In 2020, 42% of young LGBTQ people — including more than half of transgender or nonbinary youths — considered suicide, according to a survey conducted from October to December 2020 by The Trevor Project, a national organization that provides crisis and suicide prevention to LGBTQ youth.
Out of those surveyed, 70% said that their mental health was “poor” during the pandemic; 48% said they wanted counseling in the past year but couldn’t get it, and only a third said their home was LGBTQ-friendly.
Jorge Membreño, director of clinical services at SMYAL, a D.C.-based organization that supports LGBTQ youth, said the “collective trauma” of the pandemic has only added to the difficulties their clients already face.
“You’ve got youth who have been consistently marginalized and have existed with trauma,” he said. “To have a pandemic like this happen is only going to increase that feeling of isolation.”
Safe spaces stripped away
Membreño said that the pandemic stripped away many physical safe spaces for LGBTQ youth and diminished their ability to build a supportive community, create healthy coping strategies and practice an authentic way of life.
“Our youth at [the start of the pandemic] are now being physically isolated from their environments that they are finding safety,” he said.

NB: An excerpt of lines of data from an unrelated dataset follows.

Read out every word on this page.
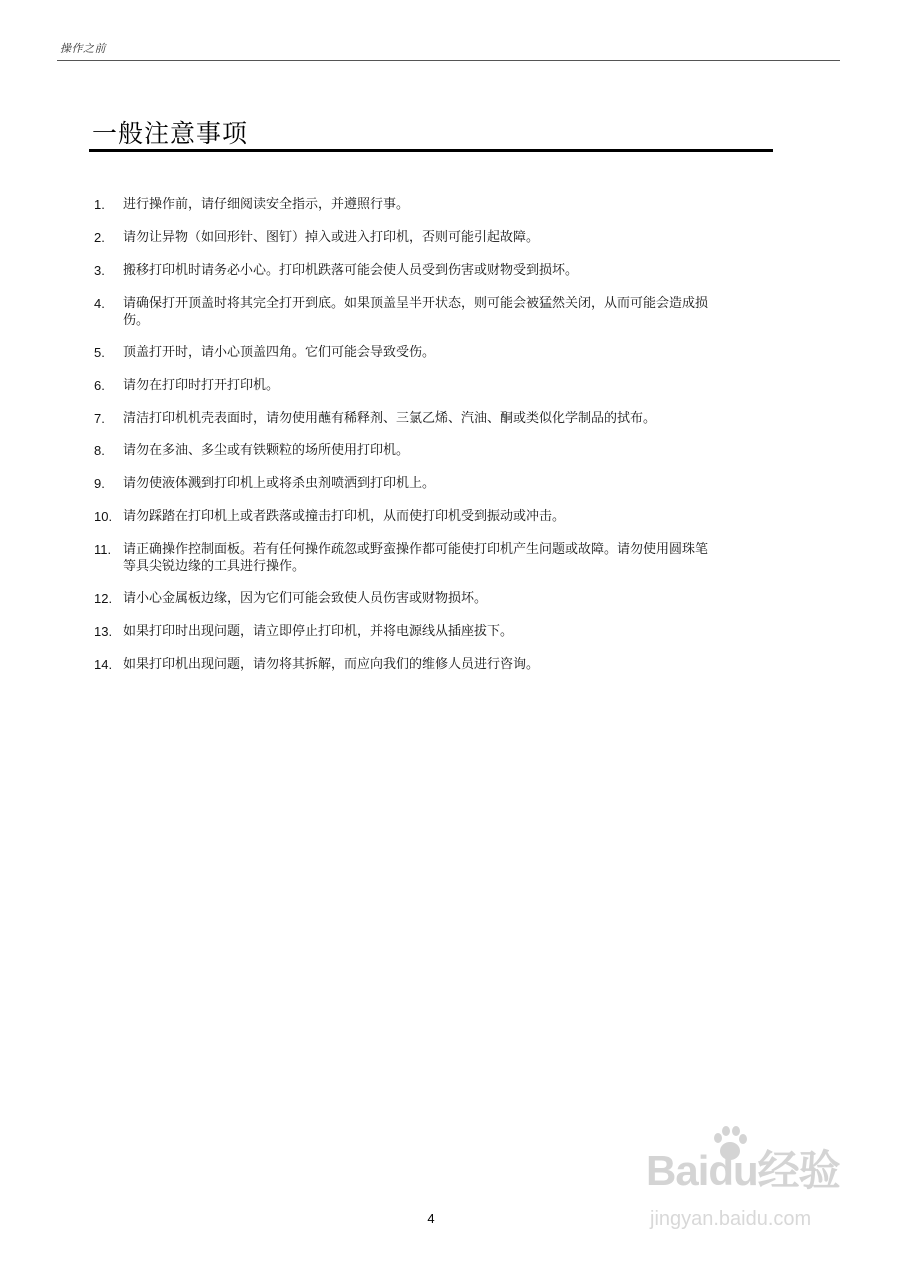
操作之前
一般注意事项
1. 进行操作前，请仔细阅读安全指示，并遵照行事。
2. 请勿让异物（如回形针、图钉）掉入或进入打印机，否则可能引起故障。
3. 搬移打印机时请务必小心。打印机跌落可能会使人员受到伤害或财物受到损坏。
4. 请确保打开顶盖时将其完全打开到底。如果顶盖呈半开状态，则可能会被猛然关闭，从而可能会造成损伤。
5. 顶盖打开时，请小心顶盖四角。它们可能会导致受伤。
6. 请勿在打印时打开打印机。
7. 清洁打印机机壳表面时，请勿使用蘸有稀释剂、三氯乙烯、汽油、酮或类似化学制品的拭布。
8. 请勿在多油、多尘或有铁颗粒的场所使用打印机。
9. 请勿使液体溅到打印机上或将杀虫剂喷洒到打印机上。
10. 请勿踩踏在打印机上或者跌落或撞击打印机，从而使打印机受到振动或冲击。
11. 请正确操作控制面板。若有任何操作疏忽或野蛮操作都可能使打印机产生问题或故障。请勿使用圆珠笔等具尖锐边缘的工具进行操作。
12. 请小心金属板边缘，因为它们可能会致使人员伤害或财物损坏。
13. 如果打印时出现问题，请立即停止打印机，并将电源线从插座拔下。
14. 如果打印机出现问题，请勿将其拆解，而应向我们的维修人员进行咨询。
4
Baidu经验
jingyan.baidu.com
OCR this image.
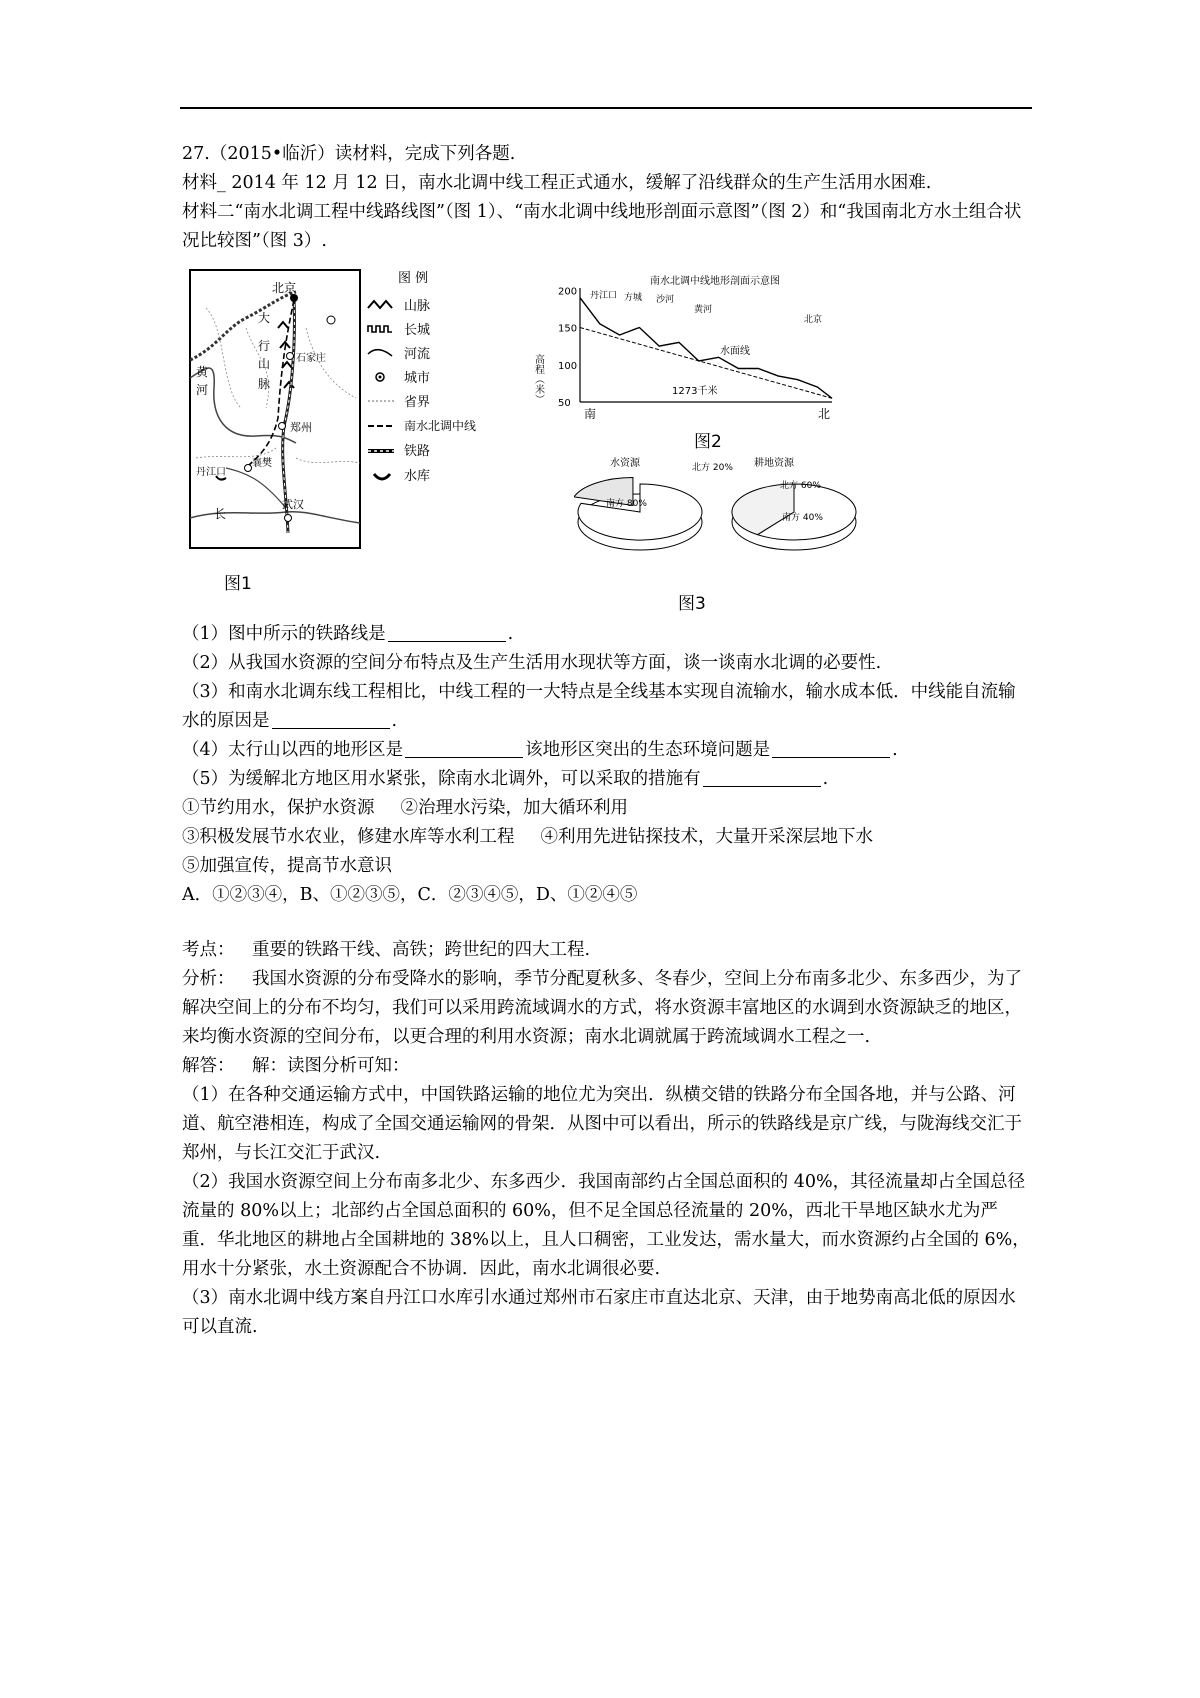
27.（2015•临沂）读材料，完成下列各题.

材料_ 2014 年 12 月 12 日，南水北调中线工程正式通水，缓解了沿线群众的生产生活用水困难.

材料二“南水北调工程中线路线图”（图 1）、“南水北调中线地形剖面示意图”（图 2）和“我国南北方水土组合状况比较图”（图 3）.

北京
石家庄
郑州
武汉
丹江口
襄樊
大
行
山
脉
黄
河
长
图 例
山脉
长城
河流
城市
省界
南水北调中线
铁路
水库
图1
南水北调中线地形剖面示意图
200
150
100
50
高程（米）
水面线
丹江口 方城 沙河
黄河
北京
1273千米
南	北
图2
水资源	耕地资源
南方 80%
北方 20%
北方 60%
南方 40%
图3

（1）图中所示的铁路线是	.

（2）从我国水资源的空间分布特点及生产生活用水现状等方面，谈一谈南水北调的必要性.

（3）和南水北调东线工程相比，中线工程的一大特点是全线基本实现自流输水，输水成本低．中线能自流输水的原因是	.

（4）太行山以西的地形区是	该地形区突出的生态环境问题是	.

（5）为缓解北方地区用水紧张，除南水北调外，可以采取的措施有	.

①节约用水，保护水资源 ②治理水污染，加大循环利用

③积极发展节水农业，修建水库等水利工程 ④利用先进钻探技术，大量开采深层地下水

⑤加强宣传，提高节水意识

A．①②③④，B、①②③⑤，C．②③④⑤，D、①②④⑤

考点： 重要的铁路干线、高铁；跨世纪的四大工程.

分析： 我国水资源的分布受降水的影响，季节分配夏秋多、冬春少，空间上分布南多北少、东多西少，为了解决空间上的分布不均匀，我们可以采用跨流域调水的方式，将水资源丰富地区的水调到水资源缺乏的地区，来均衡水资源的空间分布，以更合理的利用水资源；南水北调就属于跨流域调水工程之一.

解答： 解：读图分析可知：

（1）在各种交通运输方式中，中国铁路运输的地位尤为突出．纵横交错的铁路分布全国各地，并与公路、河道、航空港相连，构成了全国交通运输网的骨架．从图中可以看出，所示的铁路线是京广线，与陇海线交汇于郑州，与长江交汇于武汉.

（2）我国水资源空间上分布南多北少、东多西少．我国南部约占全国总面积的 40%，其径流量却占全国总径流量的 80%以上；北部约占全国总面积的 60%，但不足全国总径流量的 20%，西北干旱地区缺水尤为严重．华北地区的耕地占全国耕地的 38%以上，且人口稠密，工业发达，需水量大，而水资源约占全国的 6%，用水十分紧张，水土资源配合不协调．因此，南水北调很必要.

（3）南水北调中线方案自丹江口水库引水通过郑州市石家庄市直达北京、天津，由于地势南高北低的原因水可以直流.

Many of the LGBTQ college students SMYAL works with had to leave their living situations and return to unaccepting and unsafe households, forcing them into isolation in a family or other living situation that was “rejecting or toxic,” Membreño said.
Membreño said that some were able to leave their living environments through SMYAL’s housing program for 18- to 24-year-olds in the D.C. area. But many had to stay in unsupportive environments.